Broadening Res Ipsa Loquitur In Medical Malpractice Cases
posted on January 30th, 2008 in Medical Res Ipsa Loquitor by clintIn Flowers v. HCA Health Services of Tennessee, Inc., 2006 WL 627183 (Tenn.Ct.App.), the widower brought an action for medical negligence against HCA for the death of Edith Flowers, his wife, who died due to a morphine overdose while at Southern Hills Medical Center. Edith Flowers was admitted to the hospital to undergo surgery. She was placed on a Patient Controlled Analgesic—a pump by which she could self-administer morphine via a hand-operated control. Mrs. Flowers remained hospitalized and continued to experience pain throughout the day and evening. A nurse checked on Mrs. Flowers in the early morning hours the next day and found Mrs. Flowers dead. Plaintiffs’ negligence action was based in part on the doctrine of res ipsa loquitur. HCA filed a motion to summarily dismiss the res ipsa loquitur claim, contending that the Plaintiffs could not prevail on that claim due to their concession the morphine pump was not defective. The trial court granted HCA’s motion for summary judgment as to that issue. The Court of Appeals held that the fact the PCA pump was working properly did not preclude negligence by an HCA employee. It is not essential that the “thing” or “instrumentality” be defective for res ipsa loquitur to apply. Where the evidence shows an injury inflicted, and also the physical thing inflicting it, and “that thing does not usually, or in the ordinary course, produce such a result where due care is exercised by those in charge of it,” it may be inferred that those so in charge of the thing inflicting the injury failed to exercise due care; that is, that they were guilty of negligence.

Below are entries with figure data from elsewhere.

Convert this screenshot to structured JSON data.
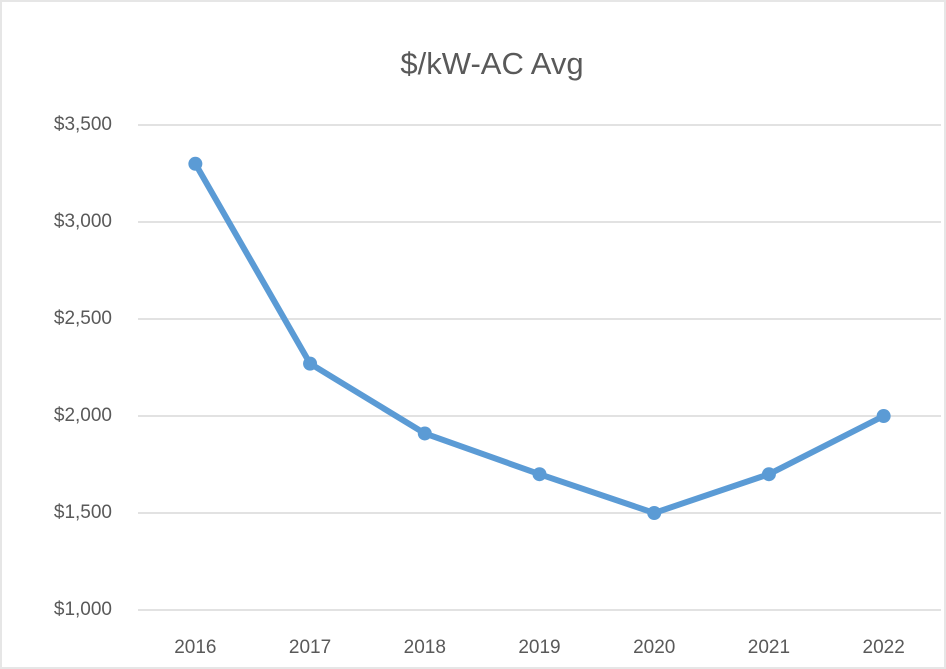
{
  "chart_data": {
    "type": "line",
    "title": "$/kW-AC Avg",
    "categories": [
      "2016",
      "2017",
      "2018",
      "2019",
      "2020",
      "2021",
      "2022"
    ],
    "series": [
      {
        "name": "$/kW-AC Avg",
        "color": "#5b9bd5",
        "values": [
          3300,
          2270,
          1910,
          1700,
          1500,
          1700,
          2000
        ]
      }
    ],
    "ylim": [
      1000,
      3500
    ],
    "yticks": [
      {
        "value": 1000,
        "label": "$1,000"
      },
      {
        "value": 1500,
        "label": "$1,500"
      },
      {
        "value": 2000,
        "label": "$2,000"
      },
      {
        "value": 2500,
        "label": "$2,500"
      },
      {
        "value": 3000,
        "label": "$3,000"
      },
      {
        "value": 3500,
        "label": "$3,500"
      }
    ],
    "grid": true
  }
}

Remember, the doctrine of res ipsa loquitur is a form of circumstantial evidence that permits, but does not compel, a jury to infer negligence from the circumstances of an injury. Res ipsa loquitur does not dispense with the plaintiff’s burden of proof. It merely allows an inference of negligence where the jury has a common knowledge or understanding that events which resulted in the plaintiff’s injury do not ordinarily occur unless someone was negligent. The weight of any inference to be drawn from the evidence is for the determination of the jury. The Supreme Court held that expert testimony may be used in medical malpractice cases to establish a prima facie case of negligence under res ipsa loquitur. Seavers v. Methodist Medical College of Oak Ridge, 9 S.W.3d 86 (Tenn.1999). Therefore, it is a good idea to have an expert to supplement your res ipsa case.